Beyond problem-solving, MathNet offers a retrieval benchmark that asks whether models can recognize when two problems share the same underlying mathematical structure, an ability that matters to both AI development and the mathematics community. Nearly duplicate problems have emerged in actual IMO exams over the years because it is really hard to find mathematical equivalence across different notations, languages, and formats, even for expert human committees.
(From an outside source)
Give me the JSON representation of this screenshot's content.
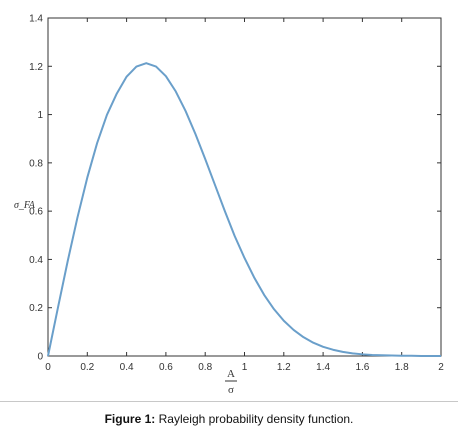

Testing eight state-of-the-art embedding models, the researchers found that even the strongest ones identified the correct match only 5 percent of the time on the first try, with the models often treating structurally unrelated problems as more similar than equivalent problems.
The dataset also includes a retrieval-enhanced generation benchmark, which tests whether giving a model a structurally related problem before asking it to solve a new problem improves performance. This happens, but only if the recovered problem is really relevant. DeepSeek-v3.2-Special achieved up to 12 percentage points of gain with relevant retrievals, while irrelevant retrievals degraded performance in about 22 percent of cases.
Alshammari co-wrote the paper with Safai, human AI engineer Abrar Zainal, KAUST Academy director Sultan Albarakati, and MIT CSAIL colleagues: master’s student Kevin Wayne SB ’25; Mark Hamilton SM ’22, PhD ’25, principal engineering manager at Microsoft; and Professors William Freeman and Antonio Torralba. Their work was partially funded by a Schwarzman College of Computing Fellowship and the National Science Foundation.
MathNet is publicly available at Mathnet.csAIL.mit.edu.